Avcılar Belediyesinde çalışan Özgür Demir: Buna geçinmek denmez, sürünüyoruz

Avcılar Belediyesinde çalışan Özgür Demir “Geçinemiyorum” diyor ve ekliyor: Geçinmek değil bunun adı, sürünmek. Geçinmeye çalışmak, çabalamak ya da…

28 Şubat 2020 01:55
Paylaş

Vedat YALVAÇ
İstanbul

Son günlerde belki de en yaygın kullanılan söz “Geçinemiyoruz.” Sokakta uzatılan her mikrofona konuşanın da hükümet yetkililerinin karşısına çıkabilenin de çaresizlik olduğunu söyleyip kendini yakanın da feryadı oluyor bu söz. Ülke geçinemeyenlerin ülkesine dönmüş durumda. Onlardan biri de Avcılar Belediyesinde çalışan Özgür Demir. O da “Geçinemiyorum” diyor ve ekliyor: “Geçinmek değil bunun adı. Sürünmek. Geçinmeye çalışmak, çabalamak ya da. Geçiniyorum diyenin de ya eşi çalışıyordur ya çocukları çalışıyordur ya da başka bir destekleri vardır, evi kira değildir... Yani mümkün değil. 2 bin 500, 3 bin lirayla geçinmeyi benim mantığım almıyor. Nereden keseceğiz, nereden kısacağız? Ayrıca geçinmek ne demek? Elektrik, doğal gaz, su faturasını ödeyip nasıl giderse gitsin demek mi? Yoksa yetişip gelen 4 tane çocuğum var, onların ihtiyaçlarıydı, sosyal yaşamlarıydı, onları karşılamak mı? Sinemayı bilmeyiz, tiyatroyu bilmeyiz, gezmeyi bilmeyiz. İstanbul’da yaşıyoruz, kızım Kız Kulesi’ni televizyonda gördü. Baba burası neresi, nasıl gideriz diye soruyor. Yani sosyal yaşamla ilgili hiçbir şeyimiz yok.”

SAĞLIKLI BESLENEMİYORUZ

Eşinden 5 yıl önce boşanan Demir, 4 çocuğuyla birlikte Esenyurt’ta 2 artı 1 bir evde yaşıyor. Yol ve yemek paraları dahil ayda 3 bin 50 lira para geçiyor eline. Ancak 2 yıl sürecek olan icra kesintileri nedeniyle 2 bin 600 lirası kalacak kendisine. Doğal gaz, elektrik, su, telefon faturası, mutfak masrafı derken 2 bin 600 lira da yetmiyor, eksilere düşüyor. “Bunun neresini çocuklara harcayayım. Varın bunun hesabını siz yapın” diyen Demir, kızına alması gereken spor ayakkabıyı dahi alamadığını söylüyor. Çocukların bazı ihtiyaçlarının yardımla karşılandığını ifade eden Demir, “Sağ olsun bazı yardım kurumları, arkadaşlar ilgileniyorlar. Her yıl getirip bir şeyler yapıyorlar. Çok ciddi ihtiyaçlarımız var mı, var. Sabah kahvaltı düzenimiz yok. Sağlıklı beslenemiyoruz. En büyük sorunumuz bu” diyor.
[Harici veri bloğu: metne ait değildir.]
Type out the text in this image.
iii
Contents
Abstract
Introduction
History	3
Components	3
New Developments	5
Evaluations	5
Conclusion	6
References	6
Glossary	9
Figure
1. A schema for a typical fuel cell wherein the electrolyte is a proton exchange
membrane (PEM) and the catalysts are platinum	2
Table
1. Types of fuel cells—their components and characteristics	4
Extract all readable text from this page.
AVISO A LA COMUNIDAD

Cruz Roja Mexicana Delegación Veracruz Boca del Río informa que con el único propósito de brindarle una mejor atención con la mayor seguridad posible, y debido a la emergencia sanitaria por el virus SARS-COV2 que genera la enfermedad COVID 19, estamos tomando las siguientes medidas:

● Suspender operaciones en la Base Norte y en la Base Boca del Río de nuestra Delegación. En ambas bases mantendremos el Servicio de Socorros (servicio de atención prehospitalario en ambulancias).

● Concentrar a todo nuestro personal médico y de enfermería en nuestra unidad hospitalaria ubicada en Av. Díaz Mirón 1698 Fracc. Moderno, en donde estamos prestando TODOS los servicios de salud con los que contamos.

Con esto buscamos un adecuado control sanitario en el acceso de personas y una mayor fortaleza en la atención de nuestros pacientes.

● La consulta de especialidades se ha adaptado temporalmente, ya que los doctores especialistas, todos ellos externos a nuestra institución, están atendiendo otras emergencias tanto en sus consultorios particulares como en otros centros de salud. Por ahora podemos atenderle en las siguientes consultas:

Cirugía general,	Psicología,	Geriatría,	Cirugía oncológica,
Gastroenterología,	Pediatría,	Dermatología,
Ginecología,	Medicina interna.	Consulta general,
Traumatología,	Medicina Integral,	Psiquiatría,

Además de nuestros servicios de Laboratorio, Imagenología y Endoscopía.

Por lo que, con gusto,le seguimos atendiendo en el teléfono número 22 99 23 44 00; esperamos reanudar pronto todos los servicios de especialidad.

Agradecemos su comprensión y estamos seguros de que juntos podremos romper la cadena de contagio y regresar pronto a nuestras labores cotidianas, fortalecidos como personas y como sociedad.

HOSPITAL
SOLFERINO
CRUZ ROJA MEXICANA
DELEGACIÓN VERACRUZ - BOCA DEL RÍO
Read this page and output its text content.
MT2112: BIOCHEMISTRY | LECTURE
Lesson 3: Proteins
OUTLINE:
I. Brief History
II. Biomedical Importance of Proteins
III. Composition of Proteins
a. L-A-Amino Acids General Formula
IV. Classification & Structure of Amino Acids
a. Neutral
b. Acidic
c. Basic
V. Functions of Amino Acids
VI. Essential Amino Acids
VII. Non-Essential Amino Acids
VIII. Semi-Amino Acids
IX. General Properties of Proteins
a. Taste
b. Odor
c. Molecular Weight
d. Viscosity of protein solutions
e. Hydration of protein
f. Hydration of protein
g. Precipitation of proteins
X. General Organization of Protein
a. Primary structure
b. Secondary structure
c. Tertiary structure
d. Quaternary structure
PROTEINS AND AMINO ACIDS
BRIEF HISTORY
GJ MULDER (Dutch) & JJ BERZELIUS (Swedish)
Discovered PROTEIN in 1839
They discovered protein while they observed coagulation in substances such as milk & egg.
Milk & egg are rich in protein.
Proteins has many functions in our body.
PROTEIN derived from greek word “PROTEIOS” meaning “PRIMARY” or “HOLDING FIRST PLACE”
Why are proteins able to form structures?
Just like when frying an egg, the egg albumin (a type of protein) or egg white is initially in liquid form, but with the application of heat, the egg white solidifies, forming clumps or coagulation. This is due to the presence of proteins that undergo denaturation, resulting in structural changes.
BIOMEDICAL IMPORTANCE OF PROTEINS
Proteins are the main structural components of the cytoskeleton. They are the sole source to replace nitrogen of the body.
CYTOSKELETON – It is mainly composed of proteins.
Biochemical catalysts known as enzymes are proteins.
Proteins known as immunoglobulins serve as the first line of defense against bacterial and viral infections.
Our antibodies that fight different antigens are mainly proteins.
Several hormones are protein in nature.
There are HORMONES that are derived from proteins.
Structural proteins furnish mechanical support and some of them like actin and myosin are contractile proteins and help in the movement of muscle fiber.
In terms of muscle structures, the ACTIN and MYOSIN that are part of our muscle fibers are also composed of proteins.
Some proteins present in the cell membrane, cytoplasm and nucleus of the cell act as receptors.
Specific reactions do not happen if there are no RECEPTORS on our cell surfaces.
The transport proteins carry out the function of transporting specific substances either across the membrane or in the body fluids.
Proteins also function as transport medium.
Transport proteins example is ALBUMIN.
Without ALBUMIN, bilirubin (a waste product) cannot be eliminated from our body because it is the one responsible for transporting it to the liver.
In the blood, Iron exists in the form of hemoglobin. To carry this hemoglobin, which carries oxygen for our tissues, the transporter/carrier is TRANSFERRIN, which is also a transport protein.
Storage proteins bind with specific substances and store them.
ESENYURT BELEDİYESİ BİR ÖĞÜN YEMEK VERİYOR

Demir, mutfaktaki buzdolabını gösteriyor. Buzdolabı Esenyurt Belediyesinin verdiği bir öğünlük yemek dışında neredeyse bomboş. Meyve sebze arada bir giriyor eve. Bakkala ise 900 lira borç var. Demir, “Yarın ne olacağının hiçbir garantisi yok. Ne yiyeceğiz, onu düşünemiyoruz. Bugünü nasıl kurtarırız, ne yaparız da bugünü kurtarırız derdindeyiz.”

FATURALAR KABARIK

“Toparlayamıyorum. İki yakamız bir araya gelmiyor” diyen Demir şöyle devam ediyor: “Kredi kartı kullanamıyorum. Çünkü burada sendika hakkımız için direnirken borçlanmıştım. Ama kredi borçlarım var. Eşimden ayrıldığımda eve eşya almam gerekiyordu. Onu da ödeyemedik 7 bin liralık borç şimdi olmuş 22 bin 500 lira. Dün de icra memurları geldi hatta. Bir beyaz eşyamız var, onu da alacaklar böyle giderse.”

Gelen faturaları ödeyemediğini ifade eden Kaya, “Doğal gaz bu ay 469 lira gelmiş, 440 lira da geçen ay gelmiş. Toplamda 980 lira doğal gaz borcu var. 258 lira su borcu. Zannedersin fabrika işletiyoruz. 4 çocuk ve ben ne kadar su kullanacaksak... Hadi çarçur ediyorlar diyelim, 70 lira, 100 lira olsun. Elektrik borcu 268 lira gelmiş 520 lira da borç var. Elektrik kesik şu anda” diyor.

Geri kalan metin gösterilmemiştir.